Christian Zinke berichtete über die Herausforderungen und Probleme der Wahlkampagne für den EPP-Spitzenkandidaten Manfred Weber. Um diesen zu begegnen, stellte die Kampagnenleitung ein eher unübliches Team von knapp 30 Mitarbeitern zusammen: mehrheitlich politikfremde, junge Leute, die eben nicht aus dem Parteiapparat kamen, sondern in Brüssel gearbeitet und Praktika gemacht haben. Und dieses Team hatte nicht nur wenig Zeit und ein relativ knappes Budget, es musste Datenschutzregeln beachten, sich mit den nationalen Kampagnen der EPP-Parteien verzahnen und absprechen, es konnte nicht auf eine EPP-Parteibasis zugreifen und stand vor einer immensen Sprachbarriere von 24 Sprachen in den 28 Ländern: „Eine umfassende Mobilisierung in Europa hinzubekommen, ist ein logistischer Kraftakt“.
Weber und sein Team nutzten aber auch die Chancen dieses Wahlkampfs: Zum ersten Mal habe es eine europäische Öffentlichkeit für einen Spitzenkandidaten gegeben mit europäischen Themen. So holte sich Weber mit der sogenannten „Listening Tour“ – er hörte sich während 45 Besuchen bei 27 EPP-Mitgliedsparteien die Meinungen von Menschen an – ein „Mandat der europäischen Bevölkerung“, so Zinke, und konzentrierte sich auf die drei Themen „Strong Europe“ (Forderung nach einem europäischen FBI), „Smart Europe“ (Masterplan zur Krebs-Bekämpfung) und „Kind Europe“ (Kampf gegen Kinderarbeit).

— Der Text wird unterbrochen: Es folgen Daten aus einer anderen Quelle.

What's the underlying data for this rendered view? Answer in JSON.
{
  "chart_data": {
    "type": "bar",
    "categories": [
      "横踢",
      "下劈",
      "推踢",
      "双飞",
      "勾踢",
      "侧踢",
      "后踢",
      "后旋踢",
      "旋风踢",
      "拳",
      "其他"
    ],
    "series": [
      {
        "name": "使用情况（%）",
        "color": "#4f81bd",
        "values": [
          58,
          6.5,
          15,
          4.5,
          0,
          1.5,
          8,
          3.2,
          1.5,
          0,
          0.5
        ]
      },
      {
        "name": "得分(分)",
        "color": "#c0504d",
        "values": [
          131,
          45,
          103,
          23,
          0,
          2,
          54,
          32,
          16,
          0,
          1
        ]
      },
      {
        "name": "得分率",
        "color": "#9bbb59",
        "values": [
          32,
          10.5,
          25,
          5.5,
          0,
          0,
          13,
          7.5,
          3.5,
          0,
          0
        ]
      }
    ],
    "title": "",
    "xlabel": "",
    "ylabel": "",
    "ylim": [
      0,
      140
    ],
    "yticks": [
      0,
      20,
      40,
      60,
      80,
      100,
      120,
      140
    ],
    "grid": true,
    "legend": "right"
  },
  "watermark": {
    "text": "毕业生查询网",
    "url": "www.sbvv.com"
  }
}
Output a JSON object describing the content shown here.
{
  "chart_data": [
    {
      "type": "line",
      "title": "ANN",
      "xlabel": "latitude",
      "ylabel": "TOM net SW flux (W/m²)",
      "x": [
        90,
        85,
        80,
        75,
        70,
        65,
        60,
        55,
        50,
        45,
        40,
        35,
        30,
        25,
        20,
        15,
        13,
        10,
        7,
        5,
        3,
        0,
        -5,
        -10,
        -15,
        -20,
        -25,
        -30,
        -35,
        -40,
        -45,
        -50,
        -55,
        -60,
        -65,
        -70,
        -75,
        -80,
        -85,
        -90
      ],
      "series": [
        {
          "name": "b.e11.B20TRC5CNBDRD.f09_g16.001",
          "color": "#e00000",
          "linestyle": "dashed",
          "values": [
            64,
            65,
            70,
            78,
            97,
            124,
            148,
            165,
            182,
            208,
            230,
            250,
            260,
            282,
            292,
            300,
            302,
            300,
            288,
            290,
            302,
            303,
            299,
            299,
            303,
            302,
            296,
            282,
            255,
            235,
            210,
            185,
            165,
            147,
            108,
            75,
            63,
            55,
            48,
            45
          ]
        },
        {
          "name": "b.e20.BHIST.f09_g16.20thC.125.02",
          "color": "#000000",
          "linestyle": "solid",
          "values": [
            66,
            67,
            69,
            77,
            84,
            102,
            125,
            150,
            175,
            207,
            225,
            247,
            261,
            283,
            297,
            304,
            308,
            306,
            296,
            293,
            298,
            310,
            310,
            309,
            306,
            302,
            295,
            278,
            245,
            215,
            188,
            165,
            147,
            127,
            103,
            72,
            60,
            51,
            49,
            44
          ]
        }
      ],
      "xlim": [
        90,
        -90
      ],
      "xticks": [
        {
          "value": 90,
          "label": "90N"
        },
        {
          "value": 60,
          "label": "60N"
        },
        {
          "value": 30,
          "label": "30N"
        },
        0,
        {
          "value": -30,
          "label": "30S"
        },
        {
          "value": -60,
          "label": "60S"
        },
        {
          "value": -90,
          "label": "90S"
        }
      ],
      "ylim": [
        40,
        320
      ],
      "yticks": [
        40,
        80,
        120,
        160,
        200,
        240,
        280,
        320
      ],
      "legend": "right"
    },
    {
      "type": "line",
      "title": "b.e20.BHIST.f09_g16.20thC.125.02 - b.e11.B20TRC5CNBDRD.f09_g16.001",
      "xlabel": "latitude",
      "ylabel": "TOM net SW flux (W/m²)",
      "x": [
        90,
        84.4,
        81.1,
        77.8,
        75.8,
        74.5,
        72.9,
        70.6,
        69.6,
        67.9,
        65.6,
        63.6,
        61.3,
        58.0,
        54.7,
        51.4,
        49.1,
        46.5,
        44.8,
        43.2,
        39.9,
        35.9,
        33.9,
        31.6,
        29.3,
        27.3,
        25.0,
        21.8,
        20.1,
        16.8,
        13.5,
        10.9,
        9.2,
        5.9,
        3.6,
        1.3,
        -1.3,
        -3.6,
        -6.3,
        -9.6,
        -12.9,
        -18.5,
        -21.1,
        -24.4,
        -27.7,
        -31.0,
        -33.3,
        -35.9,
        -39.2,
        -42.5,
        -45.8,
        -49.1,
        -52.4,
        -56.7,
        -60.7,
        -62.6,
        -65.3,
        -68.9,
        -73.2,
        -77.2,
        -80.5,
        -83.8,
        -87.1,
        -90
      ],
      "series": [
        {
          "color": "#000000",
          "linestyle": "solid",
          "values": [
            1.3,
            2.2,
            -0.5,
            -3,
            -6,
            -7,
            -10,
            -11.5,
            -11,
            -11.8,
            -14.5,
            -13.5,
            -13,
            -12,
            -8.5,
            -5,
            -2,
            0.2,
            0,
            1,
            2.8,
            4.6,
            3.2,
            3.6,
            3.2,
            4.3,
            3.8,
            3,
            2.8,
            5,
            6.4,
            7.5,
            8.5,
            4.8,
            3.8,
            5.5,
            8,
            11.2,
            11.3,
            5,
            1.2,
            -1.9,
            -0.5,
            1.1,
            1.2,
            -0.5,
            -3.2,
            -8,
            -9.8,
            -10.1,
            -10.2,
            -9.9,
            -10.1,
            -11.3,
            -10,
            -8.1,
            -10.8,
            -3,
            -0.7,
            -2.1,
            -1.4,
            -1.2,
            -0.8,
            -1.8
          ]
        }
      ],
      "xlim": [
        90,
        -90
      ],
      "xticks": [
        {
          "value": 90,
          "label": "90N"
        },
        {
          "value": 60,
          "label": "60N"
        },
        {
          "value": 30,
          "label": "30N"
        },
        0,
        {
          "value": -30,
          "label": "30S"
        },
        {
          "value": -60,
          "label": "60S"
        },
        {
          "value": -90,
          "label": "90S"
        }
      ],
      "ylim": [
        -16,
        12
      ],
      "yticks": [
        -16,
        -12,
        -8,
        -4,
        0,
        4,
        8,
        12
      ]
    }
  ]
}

Aus der Sicht des Verbindungsbüros des Europäischen Parlaments in München erläuterte Tobias Winkler die Parlamentskampagne, die das Ziel hatte, die Wahlbeteiligung zu erhöhen. Diese lag zuletzt 2014 europaweit bei knapp 42 Prozent und war seit 1979 kontinuierlich gesunken: „Das ist für die europäische Demokratie ein Problem, für das Parlament und dessen Legitimierung.“ Grundlage für die Kampagne waren diverse Analysen und insbesondere eine Nichtwähleranalyse der letzten EP-Wahl von 2014. Das Budget habe bei knapp 9 Cent pro Bürger gelegen. Großen Wert legten die Kampagnenmacher daher auf freiwillige Unterstützer. Diese in der Community zusammenzubringen und sie zu motivieren habe viel Arbeit gekostet. Doch sie hatten viele Freiheiten und das „setzte Kreativität frei“ und „es kam unglaublich viel bei raus“, so Winkler.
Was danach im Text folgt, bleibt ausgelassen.